Department of Cardiology, Aarhus University Hospital, Brendstrupgaardsvej 100, 8200 Aarhus N, Denmark; Institute of Clinical Medicine, Aarhus University, Brendstrupgaardsvej 100, 8200 Aarhus N, Denmark.
Department of Cardiology, Aarhus University Hospital, Brendstrupgaardsvej 100, 8200 Aarhus N, Denmark; Institute of Clinical Medicine, Aarhus University, Brendstrupgaardsvej 100, 8200 Aarhus N, Denmark.
Int J Cardiol. 2014 Jan 15;171(1):9-14. doi: 10.1016/j.ijcard.2013.11.035. Epub 2013 Nov 23.
Reperfusion injury and its modulation are incompletely characterized. The purpose of the present study was to characterize the dynamics of reperfusion injury by portraying the temporal release of lactate dehydrogenase (LDH) during ischemia-reperfusion injury in an isolated heart model.
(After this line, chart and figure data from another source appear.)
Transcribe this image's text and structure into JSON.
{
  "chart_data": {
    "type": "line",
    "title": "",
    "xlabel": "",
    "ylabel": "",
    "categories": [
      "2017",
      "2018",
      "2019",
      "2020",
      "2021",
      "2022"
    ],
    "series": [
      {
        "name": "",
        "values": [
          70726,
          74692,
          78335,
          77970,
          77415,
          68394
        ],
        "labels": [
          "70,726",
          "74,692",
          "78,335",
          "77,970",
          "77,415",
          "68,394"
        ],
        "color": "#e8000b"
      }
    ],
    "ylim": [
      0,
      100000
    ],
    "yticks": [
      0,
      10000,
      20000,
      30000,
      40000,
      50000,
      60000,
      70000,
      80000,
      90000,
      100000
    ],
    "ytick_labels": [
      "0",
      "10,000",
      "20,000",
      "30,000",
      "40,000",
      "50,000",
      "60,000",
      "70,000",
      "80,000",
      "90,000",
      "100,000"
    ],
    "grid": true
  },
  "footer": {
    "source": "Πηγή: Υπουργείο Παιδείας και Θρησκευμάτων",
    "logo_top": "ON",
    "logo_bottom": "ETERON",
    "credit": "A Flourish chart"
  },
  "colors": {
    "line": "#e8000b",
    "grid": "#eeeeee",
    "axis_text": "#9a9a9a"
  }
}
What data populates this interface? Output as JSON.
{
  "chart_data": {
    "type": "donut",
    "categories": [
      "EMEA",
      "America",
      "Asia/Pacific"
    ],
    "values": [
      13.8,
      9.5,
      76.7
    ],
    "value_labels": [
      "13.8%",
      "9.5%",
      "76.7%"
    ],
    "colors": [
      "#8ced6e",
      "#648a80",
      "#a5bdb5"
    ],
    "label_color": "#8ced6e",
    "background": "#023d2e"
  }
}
We studied infarct size and LDH release in the following groups: I) Effect of reperfusion length was evaluated in 79 rats subjected to 40 minute ischemia and 60, 90, 120 or 180 minute reperfusion and a) ischemic preconditioning (IPC) or b) No IPC (control). II) LDH release kinetics was studied in 6 rats subjected to calcium-paradox to verify the applicability of LDH as a dynamic marker of cellular injury. III) Ischemia-reperfusion injury modification was studied in 36 rats subjected to: a) ischemic postconditioning, b) prolonged ischemia, c) Reperfusion Injury Salvage Kinase (RISK) pathway inhibition with wortmannin in IPC hearts, d) RISK activation with insulin or e) mitochondrial permeability transition pore (mPTP) inhibition with cyclosporine A.
Infarct size increased from 60 to 180 minute reperfusion in control hearts. LDH was released in two separate peaks from 2 to 20 and 30 to 120 min of reperfusion. IPC attenuated both peaks. Postconditioning and agents known to modify reperfusion injury attenuated the second peak.
Frequent measurement of myocardial ischemia markers for 120 min of reperfusion allows identification of two phases of reperfusion injury that are affected by cardioprotective stimuli. The second phase contributes significantly to final infarct size, which is modifiable and a potential target for cardioprotective interventions.
再灌注损伤及其调节尚不完全清楚。本研究旨在通过在离体心脏模型中描绘缺血再灌注损伤过程中乳酸脱氢酶(LDH)的时间释放来描述再灌注损伤的动力学。
我们研究了以下各组的梗死面积和 LDH 释放:I)在 79 只大鼠中评估再灌注时间长度的影响,这些大鼠经历 40 分钟缺血和 60、90、120 或 180 分钟再灌注,以及 a)缺血预处理(IPC)或 b)无 IPC(对照)。II)在 6 只大鼠中研究 LDH 释放动力学,以验证 LDH 作为细胞损伤的动态标志物的适用性。III)在 36 只大鼠中研究缺血再灌注损伤的修饰,包括:a)缺血后处理,b)延长缺血,c)在 IPC 心脏中用wortmannin 抑制再灌注损伤挽救激酶(RISK)途径,d)用胰岛素激活 RISK,或 e)用环孢素 A 抑制线粒体通透性转换孔(mPTP)。
在对照心脏中,梗死面积从 60 分钟再灌注增加到 180 分钟再灌注。LDH 在再灌注的 2 至 20 分钟和 30 至 120 分钟期间释放出两个峰。IPC 减弱了这两个峰。后处理和已知可修饰再灌注损伤的药物减弱了第二个峰。
频繁测量心肌缺血标志物 120 分钟的再灌注可识别出再灌注损伤的两个阶段,这两个阶段都受心脏保护刺激的影响。第二阶段对最终梗死面积有显著贡献,可修饰,是心脏保护干预的潜在靶点。